NSConnection recursion -- (was Re: Long term performance of NSConnection)
NSConnection recursion -- (was Re: Long term performance of NSConnection)
- Subject: NSConnection recursion -- (was Re: Long term performance of NSConnection)
- From: Kevin Brock <email@hidden>
- Date: Tue, 07 Jul 2009 11:25:29 -0700
Kirk Kerekes wrote:
Use Activity Monitor (or other tool of your choice) to check for a
port leak.
It wasn't that...
Turns out that the protocol on the connection had a call which took an
Objective C object as a parameter. The parameter wasn't declared as
/byref/ or /bycopy/, so I believe it defaulted to /byref/.

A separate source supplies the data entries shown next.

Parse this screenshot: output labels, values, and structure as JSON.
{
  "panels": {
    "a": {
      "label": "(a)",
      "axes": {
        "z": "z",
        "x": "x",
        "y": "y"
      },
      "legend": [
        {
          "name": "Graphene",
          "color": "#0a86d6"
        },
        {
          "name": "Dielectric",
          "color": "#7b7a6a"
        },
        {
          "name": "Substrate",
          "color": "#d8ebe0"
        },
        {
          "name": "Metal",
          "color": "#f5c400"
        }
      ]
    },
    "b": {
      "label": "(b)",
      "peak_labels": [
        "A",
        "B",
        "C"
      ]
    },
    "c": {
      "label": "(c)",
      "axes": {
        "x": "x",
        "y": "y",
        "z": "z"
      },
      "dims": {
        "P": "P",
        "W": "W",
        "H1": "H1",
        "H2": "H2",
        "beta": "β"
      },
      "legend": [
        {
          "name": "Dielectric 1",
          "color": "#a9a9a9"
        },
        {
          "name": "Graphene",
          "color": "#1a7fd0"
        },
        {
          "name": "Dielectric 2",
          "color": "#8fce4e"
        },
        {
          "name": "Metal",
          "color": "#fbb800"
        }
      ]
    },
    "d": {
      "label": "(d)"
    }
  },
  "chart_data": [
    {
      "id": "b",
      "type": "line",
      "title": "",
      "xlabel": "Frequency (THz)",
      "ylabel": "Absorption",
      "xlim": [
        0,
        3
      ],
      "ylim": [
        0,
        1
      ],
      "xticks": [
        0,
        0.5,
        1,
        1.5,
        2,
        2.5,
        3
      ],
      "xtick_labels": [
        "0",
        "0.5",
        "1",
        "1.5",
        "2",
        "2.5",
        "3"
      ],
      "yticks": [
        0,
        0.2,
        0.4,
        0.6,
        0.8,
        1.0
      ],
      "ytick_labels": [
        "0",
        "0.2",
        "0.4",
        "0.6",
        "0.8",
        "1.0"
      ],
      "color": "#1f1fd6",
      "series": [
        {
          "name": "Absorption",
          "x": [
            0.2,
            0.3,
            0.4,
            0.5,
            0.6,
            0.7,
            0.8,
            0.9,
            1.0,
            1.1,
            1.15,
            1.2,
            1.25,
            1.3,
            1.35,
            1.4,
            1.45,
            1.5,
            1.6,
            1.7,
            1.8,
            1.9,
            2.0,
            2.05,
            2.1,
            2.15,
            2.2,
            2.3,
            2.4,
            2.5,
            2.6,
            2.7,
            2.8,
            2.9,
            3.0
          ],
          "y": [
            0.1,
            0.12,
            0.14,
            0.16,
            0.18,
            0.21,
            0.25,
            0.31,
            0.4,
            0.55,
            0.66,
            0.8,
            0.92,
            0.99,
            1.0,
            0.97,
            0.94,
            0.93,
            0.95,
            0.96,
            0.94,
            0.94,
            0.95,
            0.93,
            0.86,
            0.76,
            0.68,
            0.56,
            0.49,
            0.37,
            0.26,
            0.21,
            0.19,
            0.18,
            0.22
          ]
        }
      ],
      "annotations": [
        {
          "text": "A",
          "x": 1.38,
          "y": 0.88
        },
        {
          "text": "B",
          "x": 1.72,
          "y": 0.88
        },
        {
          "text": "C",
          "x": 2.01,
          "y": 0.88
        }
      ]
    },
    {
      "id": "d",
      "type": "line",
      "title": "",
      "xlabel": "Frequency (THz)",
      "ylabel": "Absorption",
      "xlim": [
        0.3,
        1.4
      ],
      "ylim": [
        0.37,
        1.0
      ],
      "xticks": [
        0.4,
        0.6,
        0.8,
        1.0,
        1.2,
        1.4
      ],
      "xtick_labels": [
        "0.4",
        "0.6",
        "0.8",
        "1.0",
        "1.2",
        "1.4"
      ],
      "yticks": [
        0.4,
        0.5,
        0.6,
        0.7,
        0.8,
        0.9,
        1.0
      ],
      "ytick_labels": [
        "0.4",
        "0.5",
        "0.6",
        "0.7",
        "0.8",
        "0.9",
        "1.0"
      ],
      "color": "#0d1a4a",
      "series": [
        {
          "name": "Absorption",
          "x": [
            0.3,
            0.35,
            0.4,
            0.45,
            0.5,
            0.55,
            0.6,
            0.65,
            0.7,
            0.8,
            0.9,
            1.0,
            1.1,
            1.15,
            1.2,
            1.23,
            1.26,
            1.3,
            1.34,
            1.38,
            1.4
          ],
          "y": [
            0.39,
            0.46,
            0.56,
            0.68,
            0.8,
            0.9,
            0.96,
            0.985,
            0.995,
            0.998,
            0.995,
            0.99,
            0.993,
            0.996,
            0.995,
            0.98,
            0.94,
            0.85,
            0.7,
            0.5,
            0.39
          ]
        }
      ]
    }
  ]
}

In the remote function, that object was being sent a message, which
appeared to call back into the original process.
There was only one part of the object that was being used, an integer,
so I changed the API to pass the integer value instead of the object,
and the performance problems went away. Possibly declaring it as
/bycopy/ would have done the same thing, but there was no point in
copying the entire object when we only needed one piece of it.
It's not completely clear why the performance hit was cumulative. I
suspect that the call back to the original process was creating
connections on the fly and not cleaning them up. If that's the case I
think it's a bug in the NSDistantObject code.